In both cases, we are returning a copy of the (original) dest parameter - that is, we are returning a pointer as the function's value.

We say that "the function's return-type is a pointer".


char *strcpy_array( char dest[], char src[] )
{
    int   i = 0;

    while( src[i] != '\0' ) {
	dest[ i ] = src[ i ];
	++i;
    }
    dest[ i ] = '\0';

    return dest;     // returns original destination parameter
}


char *strcpy_pointer( char *dest, char *src ) // two pointer parameters
{
    char *origdest = dest;  // take a copy of the dest parameter

    while( *src != '\0' ) {
        *dest = *src;       // copy one character from src to dest
        ++src;
        ++dest;
    }
    *dest = '\0';

    return origdest; // returns copy of original destination parameter
}

Note:

in the array version, the function's return type is a pointer to a char.

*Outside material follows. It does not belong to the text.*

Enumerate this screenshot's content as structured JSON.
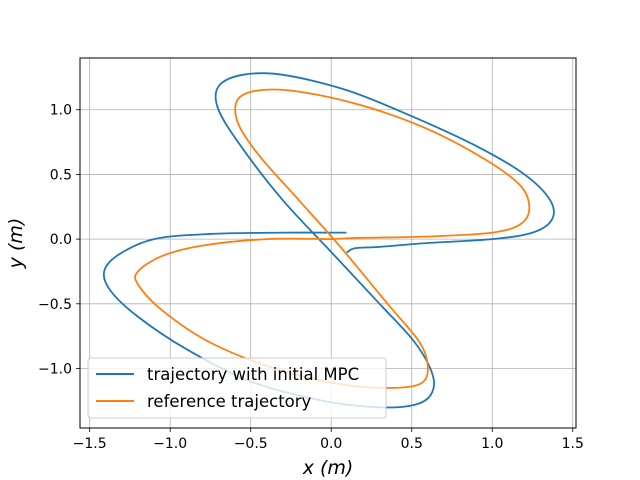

This further demonstrates the equivalence between array names (here, dest) and a pointer to the first element of that array.
in the pointer version, we move the dest parameter after we have copied each character, and thus we must first save and then return a copy of the parameter's original value.
if very careful, we could reduce the whole loop to the statement while((*dest++ = *src++));
But don't.

CITS2002 Systems Programming, Lecture 11, p11, 26th August 2024.